From 1911 to 1934, Edward Aston held the title of 'Britain's Strongest Man' and judging by this picture, it's not hard to see why. One of Aston's "Secrets" was to pay particular attention to strengthening the grip and forearm. He employed a number of different exercises to build his hand strength but one of his favorites was to do one-arm timed hangs from a climbing rope.

Gotch vs. Hackenschmidt

The greatest pro wrestling match ever held is undoubtedly on April 3rd, 1908 when the Frank Gotch and George "The Russian Lion" Hackenschmidt stepped in the ring to face each other after years of build-up. The undefeated Hackenschmidt was favored to win but after two hours of grappling, he finally submitted to an ankle lock by the American Champion Gotch. The match took place at Chicago's Dexter Park Pavilion. The referee (middle, above) was Ed Smith.

Gotch and Hacenschmidt would face each other once again on September 4, 1911, this time at Comiskey Park stadium in front of 30,000 fans. Gotch won the rematch in two straight falls and would go on to hold the heavyweight title until he retired in 1913.
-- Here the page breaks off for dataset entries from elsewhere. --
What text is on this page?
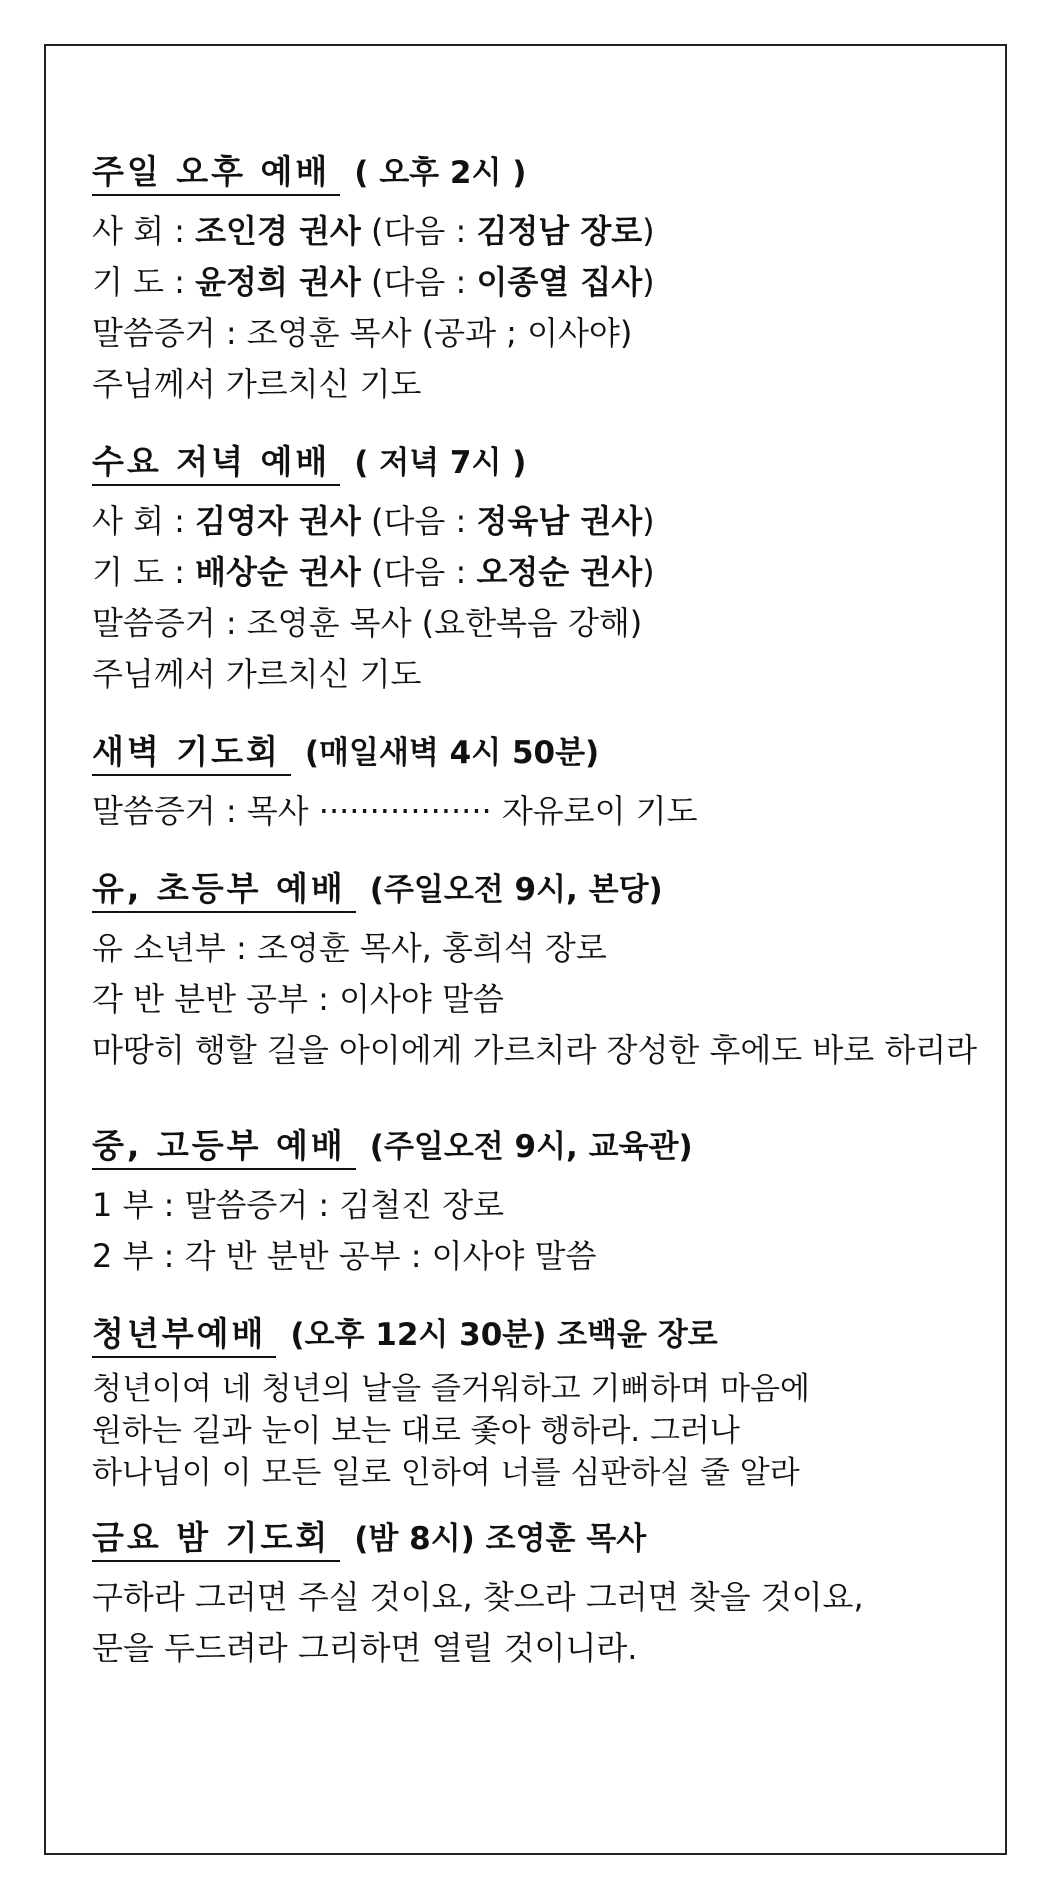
주일 오후 예배 ( 오후 2시 )
사 회 : 조인경 권사 (다음 : 김정남 장로)
기 도 : 윤정희 권사 (다음 : 이종열 집사)
말씀증거 : 조영훈 목사 (공과 ; 이사야)
주님께서 가르치신 기도
수요 저녁 예배 ( 저녁 7시 )
사 회 : 김영자 권사 (다음 : 정육남 권사)
기 도 : 배상순 권사 (다음 : 오정순 권사)
말씀증거 : 조영훈 목사 (요한복음 강해)
주님께서 가르치신 기도
새벽 기도회 (매일새벽 4시 50분)
말씀증거 : 목사 ················· 자유로이 기도
유, 초등부 예배 (주일오전 9시, 본당)
유 소년부 : 조영훈 목사, 홍희석 장로
각 반 분반 공부 : 이사야 말씀
마땅히 행할 길을 아이에게 가르치라 장성한 후에도 바로 하리라
중, 고등부 예배 (주일오전 9시, 교육관)
1 부 : 말씀증거 : 김철진 장로
2 부 : 각 반 분반 공부 : 이사야 말씀
청년부예배 (오후 12시 30분) 조백윤 장로
청년이여 네 청년의 날을 즐거워하고 기뻐하며 마음에
원하는 길과 눈이 보는 대로 좇아 행하라. 그러나
하나님이 이 모든 일로 인하여 너를 심판하실 줄 알라
금요 밤 기도회 (밤 8시) 조영훈 목사
구하라 그러면 주실 것이요, 찾으라 그러면 찾을 것이요,
문을 두드려라 그리하면 열릴 것이니라.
The 13th National Japan Athletic Meet

Each year, Japan holds a country-wide Sport festival which takes place in three stages: skating and hockey taking place in January, skiing in February and the main tournament taking place in September/October. The above was a commemorative envelope for the weightlifting event created for the 13th edition of the National Sport Festival which began on October 19, 1958. The location of the event changes each year and the 1958 edition took place in the Toyama prefectures. Unfortunately this lifter's name was not listed but it may be Shigeo Kogure.